For the final three months of 2025, DoorDash reported:

  • Earnings per share of $0.48, compared to the $0.59 analysts polled by FactSet were expecting.

  • Revenue of $3.9 billion, in line with the $3.9 billion analysts were penciling in.

  • Gross order value (the total amount spent on the platform) of $29.7 billion, compared to the $29.2 billion analysts were expecting.

For the current quarter, the company expects:

  • GOV between $31.0 billion and $31.8 billion, versus the $30.7 billion analysts are expecting.

  • Adjusted EBITDA between $675 million and $775 million, far below the $801.9 million analysts are expecting. The company said spending on Deliveroo, its recent UK acquisition, as well as extreme winter weather in the US are weighing on its profit guidance.

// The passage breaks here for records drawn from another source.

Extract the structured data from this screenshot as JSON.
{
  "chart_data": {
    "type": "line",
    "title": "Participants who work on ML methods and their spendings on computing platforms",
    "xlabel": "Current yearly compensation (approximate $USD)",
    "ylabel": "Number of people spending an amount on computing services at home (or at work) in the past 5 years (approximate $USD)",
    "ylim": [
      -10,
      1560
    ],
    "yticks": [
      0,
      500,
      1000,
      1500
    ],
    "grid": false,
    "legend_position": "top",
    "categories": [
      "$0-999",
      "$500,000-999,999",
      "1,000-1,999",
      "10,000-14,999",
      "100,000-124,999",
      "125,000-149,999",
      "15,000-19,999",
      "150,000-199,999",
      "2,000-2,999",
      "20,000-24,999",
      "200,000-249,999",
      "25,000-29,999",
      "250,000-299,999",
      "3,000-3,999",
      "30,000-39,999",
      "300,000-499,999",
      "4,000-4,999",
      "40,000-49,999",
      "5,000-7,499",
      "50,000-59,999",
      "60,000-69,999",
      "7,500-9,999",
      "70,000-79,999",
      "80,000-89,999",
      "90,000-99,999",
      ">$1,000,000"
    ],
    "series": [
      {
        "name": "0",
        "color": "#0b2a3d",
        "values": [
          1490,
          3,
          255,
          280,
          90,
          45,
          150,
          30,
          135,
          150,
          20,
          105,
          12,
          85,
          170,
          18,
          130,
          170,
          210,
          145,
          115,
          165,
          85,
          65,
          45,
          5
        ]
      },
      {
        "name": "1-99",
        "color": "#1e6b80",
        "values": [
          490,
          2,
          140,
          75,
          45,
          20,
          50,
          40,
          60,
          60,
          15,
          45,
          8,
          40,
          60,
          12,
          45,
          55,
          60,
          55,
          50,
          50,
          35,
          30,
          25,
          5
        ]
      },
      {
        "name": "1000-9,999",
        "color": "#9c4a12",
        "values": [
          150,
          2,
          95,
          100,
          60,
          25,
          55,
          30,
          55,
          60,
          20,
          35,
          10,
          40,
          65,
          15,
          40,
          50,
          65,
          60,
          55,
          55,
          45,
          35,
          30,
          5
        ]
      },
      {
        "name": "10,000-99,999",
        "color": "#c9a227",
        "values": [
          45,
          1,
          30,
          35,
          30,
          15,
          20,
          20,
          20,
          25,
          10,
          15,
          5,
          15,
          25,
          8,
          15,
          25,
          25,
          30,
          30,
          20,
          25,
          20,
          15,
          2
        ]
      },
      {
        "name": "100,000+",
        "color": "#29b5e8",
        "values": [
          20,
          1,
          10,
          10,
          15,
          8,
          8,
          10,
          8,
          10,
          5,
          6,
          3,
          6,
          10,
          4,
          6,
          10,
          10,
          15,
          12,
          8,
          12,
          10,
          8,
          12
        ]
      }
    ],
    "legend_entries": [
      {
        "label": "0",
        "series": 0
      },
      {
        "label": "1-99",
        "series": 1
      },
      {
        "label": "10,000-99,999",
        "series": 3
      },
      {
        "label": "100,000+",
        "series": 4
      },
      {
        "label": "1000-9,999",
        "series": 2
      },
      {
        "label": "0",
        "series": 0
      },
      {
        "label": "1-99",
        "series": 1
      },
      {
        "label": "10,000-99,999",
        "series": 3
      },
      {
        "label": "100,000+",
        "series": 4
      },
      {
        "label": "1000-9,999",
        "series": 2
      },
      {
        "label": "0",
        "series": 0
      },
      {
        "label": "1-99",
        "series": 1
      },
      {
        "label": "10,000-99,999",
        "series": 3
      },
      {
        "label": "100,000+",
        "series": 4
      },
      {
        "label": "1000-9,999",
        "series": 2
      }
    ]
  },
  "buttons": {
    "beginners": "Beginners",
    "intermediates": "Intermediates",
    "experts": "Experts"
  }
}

Shares fell as much as 11% following the release of its results on Wednesday, before climbing as much as 13% in Thursday’s early trading, recovering its losses. The stock is down more than 15% so far this year.

DoorDash’s costs have gone up as it ramps up investment in autonomous delivery and international expansion, among other things. “This is a massive and expensive undertaking and honestly one you shouldn’t do if you thought your best days were behind you,” CEO Tony Xu said in a letter to shareholders.

Ethan Feller, a strategist at Zacks Investment Research, said the underlying business remains strong even if the stock faces pressure in the near term.

“None of these are structural issues, but soft guidance is soft guidance — and the market rarely gives credit for context when a stock is already under pressure,” he said.